Alzheimer’s disease – current trends in basic and clinical research. Highlights from the 16th ECNP

Advances in the molecular biological knowledge of neuronal nicotinic acetylcholine receptors (nAChRs) have led to a growing interest by the pharmaceutical industry in the development of novel compounds that selectively modulate nAChR function. The ability of (-)-nicotine, an activator of nAChRs, to enhance attentional aspects of cognition in animals and humans, to exert neuroprotective and anxiolytic-like effects, and presumably to mediate the negative correlation between smoking and Alzheimer's (and Parkinson's) Disease, has focused interest on the potential therapeutic utility of modulators of nAChR function for treatment of some of the deficits associated with these progressive, neurodegenerative conditions. Numerous compounds are known which activate nAChRs and which might serve as lead compounds toward the development of such agents. The pharmacologic diversity of neuronal nAChR subtypes suggests the possibility of developing selective compounds which would have more favourable side-effect profiles than existing agents. This broader class of agents, collectively called cholinergic channel modulators (ChCMs), is anticipated to encompass compounds which would have more favourable side-effect profiles than existing agents, which generally exhibit low selectivity.
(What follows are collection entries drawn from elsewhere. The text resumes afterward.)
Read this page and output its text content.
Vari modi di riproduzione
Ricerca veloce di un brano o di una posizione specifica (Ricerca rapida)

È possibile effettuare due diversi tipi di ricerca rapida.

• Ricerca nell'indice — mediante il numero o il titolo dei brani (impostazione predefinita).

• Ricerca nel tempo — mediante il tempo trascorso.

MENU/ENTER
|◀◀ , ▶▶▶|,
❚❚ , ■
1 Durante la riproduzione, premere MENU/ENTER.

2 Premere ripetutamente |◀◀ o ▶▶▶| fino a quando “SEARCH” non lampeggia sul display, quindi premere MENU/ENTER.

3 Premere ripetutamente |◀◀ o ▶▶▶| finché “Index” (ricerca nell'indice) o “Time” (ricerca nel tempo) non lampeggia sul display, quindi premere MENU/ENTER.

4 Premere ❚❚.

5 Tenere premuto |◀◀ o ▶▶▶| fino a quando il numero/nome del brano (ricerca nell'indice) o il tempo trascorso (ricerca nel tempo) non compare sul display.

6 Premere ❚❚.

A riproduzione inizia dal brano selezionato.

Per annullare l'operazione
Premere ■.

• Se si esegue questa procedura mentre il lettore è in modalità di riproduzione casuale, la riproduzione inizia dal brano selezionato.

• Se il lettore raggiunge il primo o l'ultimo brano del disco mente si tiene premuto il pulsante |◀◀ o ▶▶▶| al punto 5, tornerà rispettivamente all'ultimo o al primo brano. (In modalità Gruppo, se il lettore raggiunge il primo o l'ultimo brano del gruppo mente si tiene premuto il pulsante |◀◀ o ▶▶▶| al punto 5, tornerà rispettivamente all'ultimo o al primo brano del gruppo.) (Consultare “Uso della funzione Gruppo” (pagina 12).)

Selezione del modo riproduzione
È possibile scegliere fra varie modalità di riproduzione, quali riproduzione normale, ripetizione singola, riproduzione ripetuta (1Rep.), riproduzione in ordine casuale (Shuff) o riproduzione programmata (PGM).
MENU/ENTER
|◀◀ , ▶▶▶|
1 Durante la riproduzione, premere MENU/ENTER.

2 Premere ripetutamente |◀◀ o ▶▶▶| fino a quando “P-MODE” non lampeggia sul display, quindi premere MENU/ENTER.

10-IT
This selectivity may be achieved by preferentially activating some subtypes of nAChRs (i.e., Cholinergic Channel Activators, ChCAs) or inhibiting the function of other subtypes (Cholinergic Channel Inhibitors, ChCIs). An overview of the biology of nAChRs and the rationale for the use of ChCMs for the treatment of dementia related to neurodegenerative diseases are presented, followed by a discussion of lead compounds and compounds under consideration for clinical evaluation.